Tanaman gadihu dikenal sebagai tanaman hias perdu dengan daun berwarna cerah dan bentuk beragam, sehingga cocok ditanam di taman kota, ruang publik, maupun perkantoran pemerintahan. Selain memperindah kota, tanaman ini dinilai sesuai dengan kondisi lingkungan Ambon.
“Saya minta setiap dinas dan pegawai menanam minimal satu pohon gadihu. Kalau bisa lebih banyak. Kita tanam tanaman yang cocok dengan Ambon supaya kota kita semakin hijau dan indah,” tegasnya.
Pemerintah Kota Ambon menargetkan penanaman sedikitnya 5.000 pohon dalam beberapa tahun ke depan, termasuk pohon produktif yang dapat memberi manfaat ekonomi bagi masyarakat. Program ini akan melibatkan dinas terkait, kecamatan, desa atau negeri, serta komunitas masyarakat agar berjalan berkelanjutan.
Menuju Kota Bersih dan Nyaman
Rencana gerakan kebersihan dan penghijauan ini menjadi bagian dari dukungan Pemerintah Kota Ambon terhadap berbagai program strategis nasional di bidang lingkungan hidup dan pembangunan masyarakat.
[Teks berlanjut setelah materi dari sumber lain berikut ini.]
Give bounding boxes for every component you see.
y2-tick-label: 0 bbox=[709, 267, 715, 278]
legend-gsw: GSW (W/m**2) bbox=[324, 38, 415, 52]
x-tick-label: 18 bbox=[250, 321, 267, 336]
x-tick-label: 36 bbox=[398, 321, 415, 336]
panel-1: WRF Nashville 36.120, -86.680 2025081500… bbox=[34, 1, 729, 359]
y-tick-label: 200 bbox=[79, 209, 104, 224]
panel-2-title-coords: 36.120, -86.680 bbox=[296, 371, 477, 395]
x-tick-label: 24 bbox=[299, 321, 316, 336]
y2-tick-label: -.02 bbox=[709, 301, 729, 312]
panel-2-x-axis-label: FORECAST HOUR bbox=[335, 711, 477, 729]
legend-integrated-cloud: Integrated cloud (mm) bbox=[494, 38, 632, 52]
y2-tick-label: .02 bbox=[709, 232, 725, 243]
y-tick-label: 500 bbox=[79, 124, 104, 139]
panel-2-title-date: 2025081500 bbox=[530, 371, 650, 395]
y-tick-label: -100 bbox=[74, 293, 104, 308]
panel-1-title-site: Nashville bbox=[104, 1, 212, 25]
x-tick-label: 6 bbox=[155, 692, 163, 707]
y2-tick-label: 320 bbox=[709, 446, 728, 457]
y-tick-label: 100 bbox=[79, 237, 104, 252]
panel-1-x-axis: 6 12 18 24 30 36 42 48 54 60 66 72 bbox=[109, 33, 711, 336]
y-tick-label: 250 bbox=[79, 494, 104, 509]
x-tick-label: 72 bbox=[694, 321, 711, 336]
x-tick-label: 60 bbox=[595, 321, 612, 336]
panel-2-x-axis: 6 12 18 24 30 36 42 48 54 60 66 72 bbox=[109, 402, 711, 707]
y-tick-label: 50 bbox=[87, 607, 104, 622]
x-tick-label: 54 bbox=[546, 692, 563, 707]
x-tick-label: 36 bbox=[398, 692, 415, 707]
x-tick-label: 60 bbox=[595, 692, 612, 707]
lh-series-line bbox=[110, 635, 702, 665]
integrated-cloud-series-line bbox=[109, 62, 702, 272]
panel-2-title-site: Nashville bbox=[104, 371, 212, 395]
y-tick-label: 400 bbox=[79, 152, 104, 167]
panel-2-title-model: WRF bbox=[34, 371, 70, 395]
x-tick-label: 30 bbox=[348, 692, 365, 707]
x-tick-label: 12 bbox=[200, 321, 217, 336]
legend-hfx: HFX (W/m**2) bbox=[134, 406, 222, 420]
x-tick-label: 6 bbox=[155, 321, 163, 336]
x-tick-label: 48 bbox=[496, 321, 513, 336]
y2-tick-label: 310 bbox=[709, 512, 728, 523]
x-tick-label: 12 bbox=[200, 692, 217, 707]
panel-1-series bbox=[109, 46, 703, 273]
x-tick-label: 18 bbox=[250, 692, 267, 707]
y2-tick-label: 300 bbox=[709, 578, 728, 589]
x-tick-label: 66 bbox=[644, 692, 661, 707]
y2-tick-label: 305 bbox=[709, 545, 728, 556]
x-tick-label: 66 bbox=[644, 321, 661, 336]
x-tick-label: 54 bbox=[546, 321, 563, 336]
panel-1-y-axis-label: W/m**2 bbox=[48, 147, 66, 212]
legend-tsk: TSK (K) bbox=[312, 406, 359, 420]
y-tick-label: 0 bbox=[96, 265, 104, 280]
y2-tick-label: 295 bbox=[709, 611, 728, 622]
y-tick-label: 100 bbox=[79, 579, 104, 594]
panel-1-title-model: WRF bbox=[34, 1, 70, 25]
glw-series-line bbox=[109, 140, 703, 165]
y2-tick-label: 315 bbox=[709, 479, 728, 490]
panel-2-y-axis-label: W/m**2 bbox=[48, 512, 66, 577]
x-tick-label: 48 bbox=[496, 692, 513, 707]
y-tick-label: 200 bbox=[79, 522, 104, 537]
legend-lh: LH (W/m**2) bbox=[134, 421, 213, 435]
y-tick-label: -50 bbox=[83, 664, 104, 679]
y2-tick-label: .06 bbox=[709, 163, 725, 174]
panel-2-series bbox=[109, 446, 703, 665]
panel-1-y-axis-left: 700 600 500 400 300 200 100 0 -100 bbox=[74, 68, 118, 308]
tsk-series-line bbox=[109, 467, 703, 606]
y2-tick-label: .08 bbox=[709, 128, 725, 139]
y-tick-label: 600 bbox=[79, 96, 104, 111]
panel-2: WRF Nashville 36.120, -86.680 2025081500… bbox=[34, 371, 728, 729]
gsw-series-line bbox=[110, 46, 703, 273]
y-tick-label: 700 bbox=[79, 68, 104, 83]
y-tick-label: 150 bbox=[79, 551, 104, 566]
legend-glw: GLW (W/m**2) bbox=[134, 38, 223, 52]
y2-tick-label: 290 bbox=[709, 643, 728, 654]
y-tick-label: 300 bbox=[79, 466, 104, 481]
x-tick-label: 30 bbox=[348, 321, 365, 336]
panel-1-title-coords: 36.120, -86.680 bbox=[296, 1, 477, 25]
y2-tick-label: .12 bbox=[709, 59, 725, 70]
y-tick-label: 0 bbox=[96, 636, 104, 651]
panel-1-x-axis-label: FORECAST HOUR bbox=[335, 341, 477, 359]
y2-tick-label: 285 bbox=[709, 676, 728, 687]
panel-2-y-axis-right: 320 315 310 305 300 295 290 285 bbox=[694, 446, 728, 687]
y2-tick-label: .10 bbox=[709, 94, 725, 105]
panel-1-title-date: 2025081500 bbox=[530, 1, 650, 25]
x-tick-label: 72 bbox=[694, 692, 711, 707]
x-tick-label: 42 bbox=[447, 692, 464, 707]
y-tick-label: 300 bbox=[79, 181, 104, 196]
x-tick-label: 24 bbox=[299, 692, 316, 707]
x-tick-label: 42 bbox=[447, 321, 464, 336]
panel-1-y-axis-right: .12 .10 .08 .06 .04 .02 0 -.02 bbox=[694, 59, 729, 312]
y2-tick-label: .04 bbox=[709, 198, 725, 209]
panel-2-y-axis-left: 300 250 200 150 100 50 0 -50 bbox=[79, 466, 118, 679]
Wali Kota berharap gerakan tersebut dapat menjadi budaya baru bagi warga kota, sehingga kebersihan dan penghijauan tidak hanya menjadi tanggung jawab pemerintah, tetapi juga seluruh masyarakat.
“Kebersihan dan penghijauan bukan hanya program pemerintah, tetapi tanggung jawab kita bersama. Kalau kota bersih dan hijau, masyarakat sehat dan ekonomi juga tumbuh,” ujarnya.